И когда не останется молока в груди женщин – волчицы из лесов будут кормить младенцев, как Ромула и Рема.
Пленный, покраснев слегка, возразил:
– Но я не о хлебе. Чем вы можете объяснить то огромное сопротивление, которое вам оказано? Вы на него рассчитывали?
Император молчал. Пленному показалось, что он несколько побледнел.
– Или оно не кажется вам таким большим? Вильгельм пожал плечами:
– Инстинкт самосохранения!
– Только?
– Что же еще? Они защищаются. Правда, я буду с вами откровенен: я не ожидал такого упорства со стороны…
– Трупа?
Вильгельм снова пожал плечами:
– Да, трупа, если хотите. Мертвец тяжелее, нежели я думал, и требует для себя более просторной могилы.
Но разве я ее не рою? Послушайте голоса моих могильщиков, они звучат достаточно… серьезно.
Гул дальней канонады переходил в рев, непрерывный и тяжкий. То ли снова разгоралось сражение, то ли перевернувшийся ветер полнее доносил звуки, но вся та сторона, где находился Запад, волновалась звуками, гудела, громыхала и выла. Как будто там, где находился Запад, кончалось все человеческое и открывался неведомый гигантский водопад, низвергавший в пучину тяжкие массы воды, камней, железа, бросавший в бездну людей, города и народы.
– Вы слышите моих могильщиков? – повторил Вильгельм строго.
Побледневший русский тихо ответил:
– Мне кажется, что мы плывем… и это Ниагара. Туда все падает.
Император засмеялся:
– Нет, это не водопад. Это ревут мои железные стада! Не правда ли, как страшен их голос? А я – пастух, и в моей руке бич, и я нагоню их еще больше, еще больше! Вы слышите? И я заставлю их реветь адскими голосами… ах, они еще недостаточно яростны. Разве это ярость? Пфуй! Надо реветь так, чтобы весь земной шар задрожал, как в лихорадке, чтобы так, – он поднял руку, – там, на Марсе, услышали меня, великого могильщика Европы! В могилу! В могилу!
Крепко и надменно сжав губы, словно забыв, что он не один, Вильгельм молча заходил по комнате. Грудь его была выпячена вперед, рука заложена за борт, голова закинута, шаги отчетливы и точны – он маршировал, он мерял землю и каждым шагом утверждал свою цезарскую власть над поверженным миром.
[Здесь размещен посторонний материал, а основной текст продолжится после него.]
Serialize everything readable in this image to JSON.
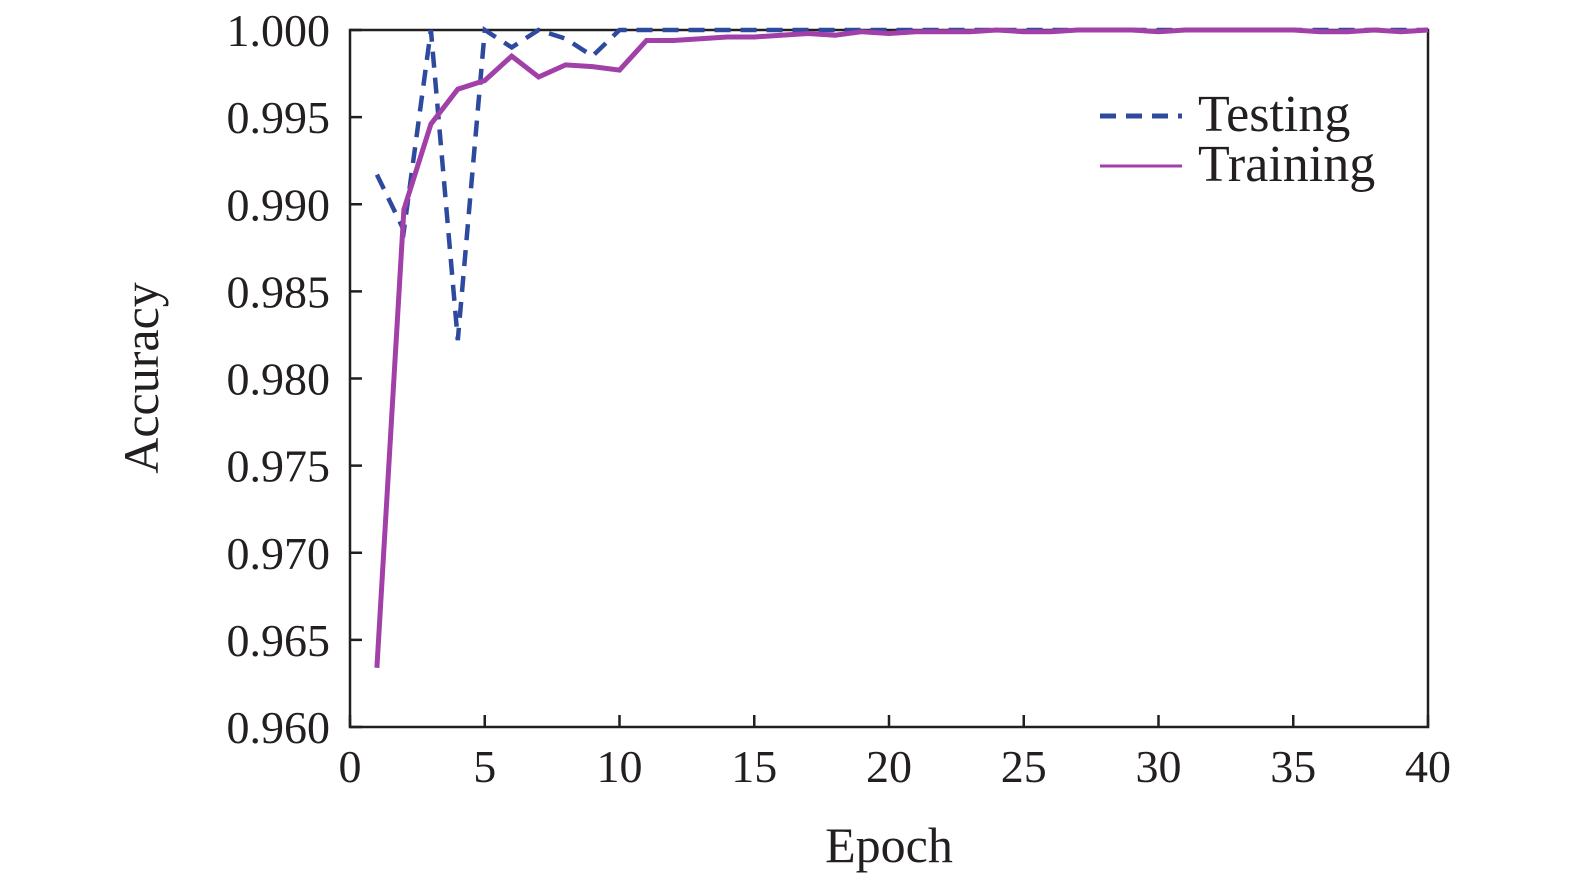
{
  "chart_data": {
    "type": "line",
    "xlabel": "Epoch",
    "ylabel": "Accuracy",
    "xlim": [
      0,
      40
    ],
    "ylim": [
      0.96,
      1.0
    ],
    "xticks": [
      "0",
      "5",
      "10",
      "15",
      "20",
      "25",
      "30",
      "35",
      "40"
    ],
    "yticks": [
      "0.960",
      "0.965",
      "0.970",
      "0.975",
      "0.980",
      "0.985",
      "0.990",
      "0.995",
      "1.000"
    ],
    "grid": false,
    "legend_position": "top-right",
    "series": [
      {
        "name": "Testing",
        "color": "#2e4a9e",
        "style": "dashed",
        "x": [
          1,
          2,
          3,
          4,
          5,
          6,
          7,
          8,
          9,
          10,
          11,
          12,
          13,
          14,
          15,
          16,
          17,
          18,
          19,
          20,
          21,
          22,
          23,
          24,
          25,
          26,
          27,
          28,
          29,
          30,
          31,
          32,
          33,
          34,
          35,
          36,
          37,
          38,
          39,
          40
        ],
        "values": [
          0.9917,
          0.9885,
          1.0,
          0.9822,
          1.0,
          0.999,
          1.0,
          0.9995,
          0.9985,
          1.0,
          1.0,
          1.0,
          1.0,
          1.0,
          1.0,
          1.0,
          1.0,
          1.0,
          1.0,
          1.0,
          1.0,
          1.0,
          1.0,
          1.0,
          1.0,
          1.0,
          1.0,
          1.0,
          1.0,
          1.0,
          1.0,
          1.0,
          1.0,
          1.0,
          1.0,
          1.0,
          1.0,
          1.0,
          1.0,
          1.0
        ]
      },
      {
        "name": "Training",
        "color": "#a040a8",
        "style": "solid",
        "x": [
          1,
          2,
          3,
          4,
          5,
          6,
          7,
          8,
          9,
          10,
          11,
          12,
          13,
          14,
          15,
          16,
          17,
          18,
          19,
          20,
          21,
          22,
          23,
          24,
          25,
          26,
          27,
          28,
          29,
          30,
          31,
          32,
          33,
          34,
          35,
          36,
          37,
          38,
          39,
          40
        ],
        "values": [
          0.9634,
          0.9897,
          0.9946,
          0.9966,
          0.9971,
          0.9985,
          0.9973,
          0.998,
          0.9979,
          0.9977,
          0.9994,
          0.9994,
          0.9995,
          0.9996,
          0.9996,
          0.9997,
          0.9998,
          0.9997,
          0.9999,
          0.9998,
          0.9999,
          0.9999,
          0.9999,
          1.0,
          0.9999,
          0.9999,
          1.0,
          1.0,
          1.0,
          0.9999,
          1.0,
          1.0,
          1.0,
          1.0,
          1.0,
          0.9999,
          0.9999,
          1.0,
          0.9999,
          1.0
        ]
      }
    ]
  }
}
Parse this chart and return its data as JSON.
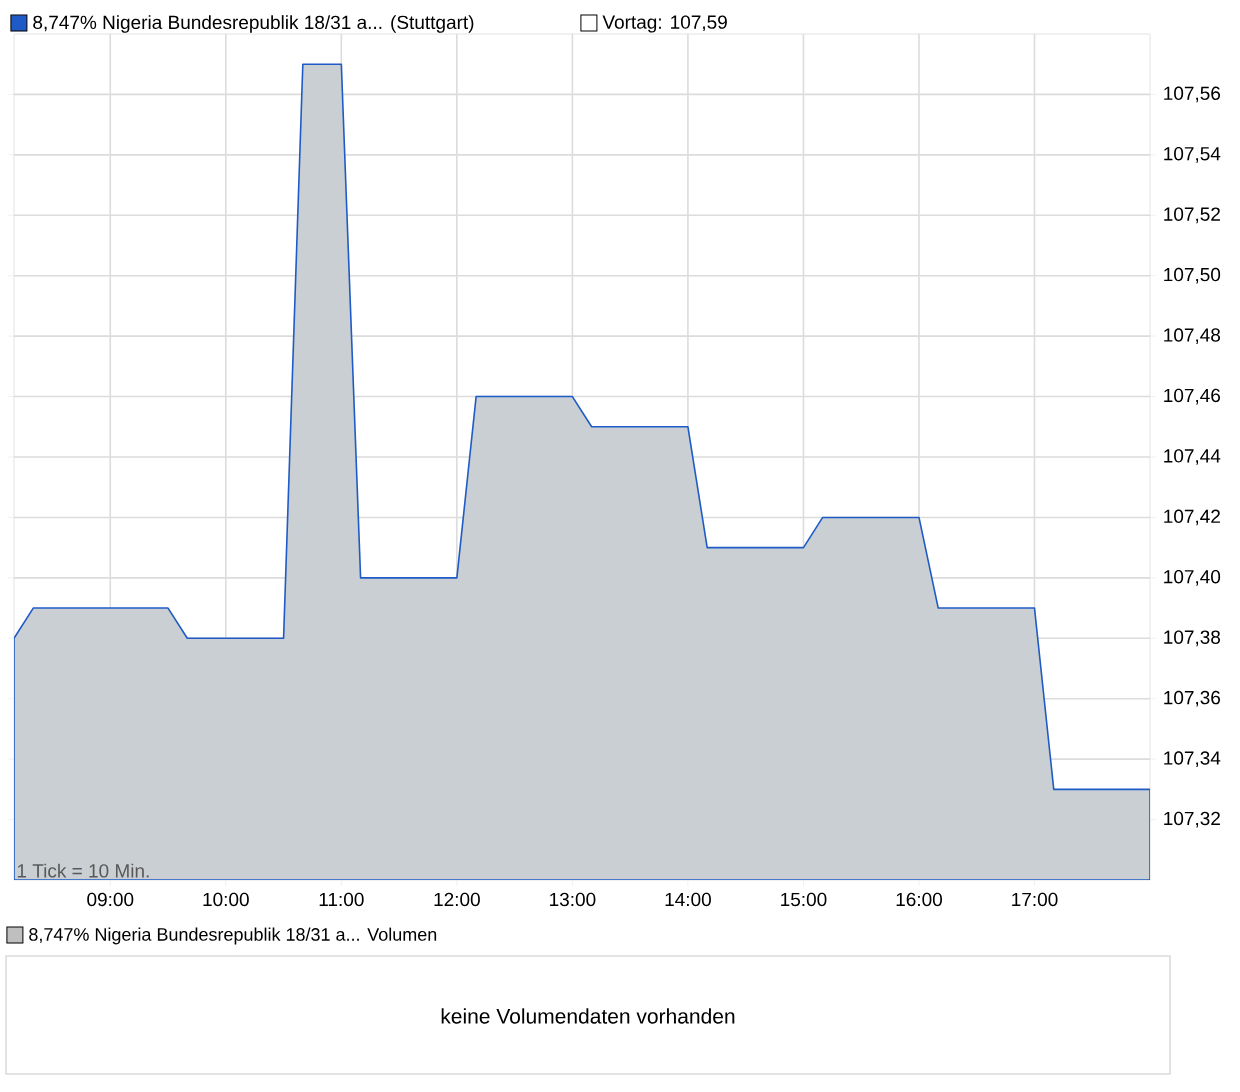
{
  "chart_data": {
    "type": "area",
    "x": [
      8.1667,
      8.3333,
      9.5,
      9.6667,
      10.5,
      10.6667,
      11.0,
      11.1667,
      12.0,
      12.1667,
      13.0,
      13.1667,
      14.0,
      14.1667,
      15.0,
      15.1667,
      16.0,
      16.1667,
      17.0,
      17.1667,
      18.0
    ],
    "series": [
      {
        "name": "8,747% Nigeria Bundesrepublik 18/31 a... (Stuttgart)",
        "color": "#1f5bc6",
        "values": [
          107.38,
          107.39,
          107.39,
          107.38,
          107.38,
          107.57,
          107.57,
          107.4,
          107.4,
          107.46,
          107.46,
          107.45,
          107.45,
          107.41,
          107.41,
          107.42,
          107.42,
          107.39,
          107.39,
          107.33,
          107.33
        ]
      }
    ],
    "xlim": [
      8.1667,
      18.0
    ],
    "ylim": [
      107.3,
      107.58
    ],
    "xticks": [
      {
        "value": 9,
        "label": "09:00"
      },
      {
        "value": 10,
        "label": "10:00"
      },
      {
        "value": 11,
        "label": "11:00"
      },
      {
        "value": 12,
        "label": "12:00"
      },
      {
        "value": 13,
        "label": "13:00"
      },
      {
        "value": 14,
        "label": "14:00"
      },
      {
        "value": 15,
        "label": "15:00"
      },
      {
        "value": 16,
        "label": "16:00"
      },
      {
        "value": 17,
        "label": "17:00"
      }
    ],
    "yticks": [
      {
        "value": 107.32,
        "label": "107,32"
      },
      {
        "value": 107.34,
        "label": "107,34"
      },
      {
        "value": 107.36,
        "label": "107,36"
      },
      {
        "value": 107.38,
        "label": "107,38"
      },
      {
        "value": 107.4,
        "label": "107,40"
      },
      {
        "value": 107.42,
        "label": "107,42"
      },
      {
        "value": 107.44,
        "label": "107,44"
      },
      {
        "value": 107.46,
        "label": "107,46"
      },
      {
        "value": 107.48,
        "label": "107,48"
      },
      {
        "value": 107.5,
        "label": "107,50"
      },
      {
        "value": 107.52,
        "label": "107,52"
      },
      {
        "value": 107.54,
        "label": "107,54"
      },
      {
        "value": 107.56,
        "label": "107,56"
      }
    ],
    "grid": true,
    "legend": "top left",
    "annotations": [
      "Vortag: 107,59",
      "1 Tick = 10 Min.",
      "8,747% Nigeria Bundesrepublik 18/31 a... Volumen",
      "keine Volumendaten vorhanden"
    ]
  }
}
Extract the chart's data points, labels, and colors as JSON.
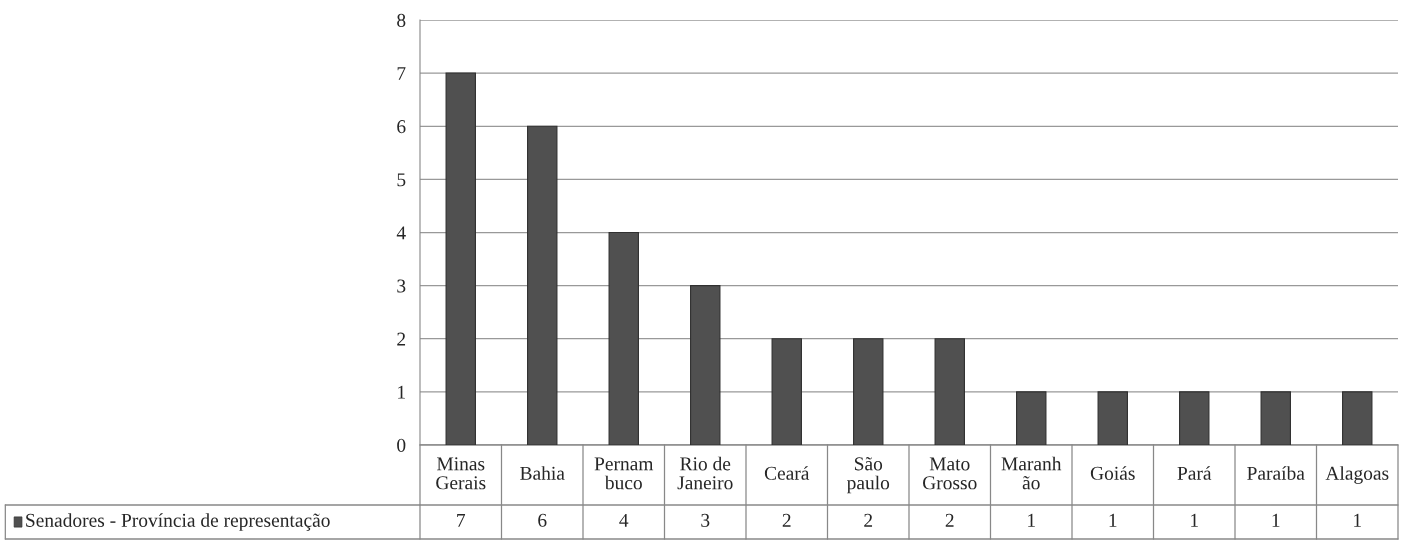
{
  "chart_data": {
    "type": "bar",
    "categories": [
      "Minas\nGerais",
      "Bahia",
      "Pernam\nbuco",
      "Rio de\nJaneiro",
      "Ceará",
      "São\npaulo",
      "Mato\nGrosso",
      "Maranh\não",
      "Goiás",
      "Pará",
      "Paraíba",
      "Alagoas"
    ],
    "series": [
      {
        "name": "Senadores - Província de representação",
        "color": "#505050",
        "values": [
          7,
          6,
          4,
          3,
          2,
          2,
          2,
          1,
          1,
          1,
          1,
          1
        ]
      }
    ],
    "ylim": [
      0,
      8
    ],
    "yticks": [
      0,
      1,
      2,
      3,
      4,
      5,
      6,
      7,
      8
    ],
    "grid": "y",
    "data_labels": true
  }
}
И глаза его были восторженны и безумны.
Русский сказал:
– Вы страшный человек.
– Вы понимаете? – отрывисто и не глядя бросил Вильгельм. Он едва ли понял смысл сказанных слов, и они прозвучали для его сердца широко, радостно и отдаленно, как голос признания, как робкая дань мирового восторга и преклонения. И снова ослепительным видением встала перед ним светящаяся лестница Иакова, и на последней, на самой верхней тающей ступени ее – он, Вильгельм, император германский и всего мира. А под ним – германский народ – бесчисленный, прекрасный, блистающий мечами и касками, грозный и властительный. До крайних пределов взора волнуется его царственная нива, где каждый колос – блестящий штык солдата, и теряется смутно в синем дыму океанов, в золоте и зелени тучных островов и еще неведомых стран, полных манящего очарования. И грозно блистающее солнце, как мировая корона, прямо над его головою.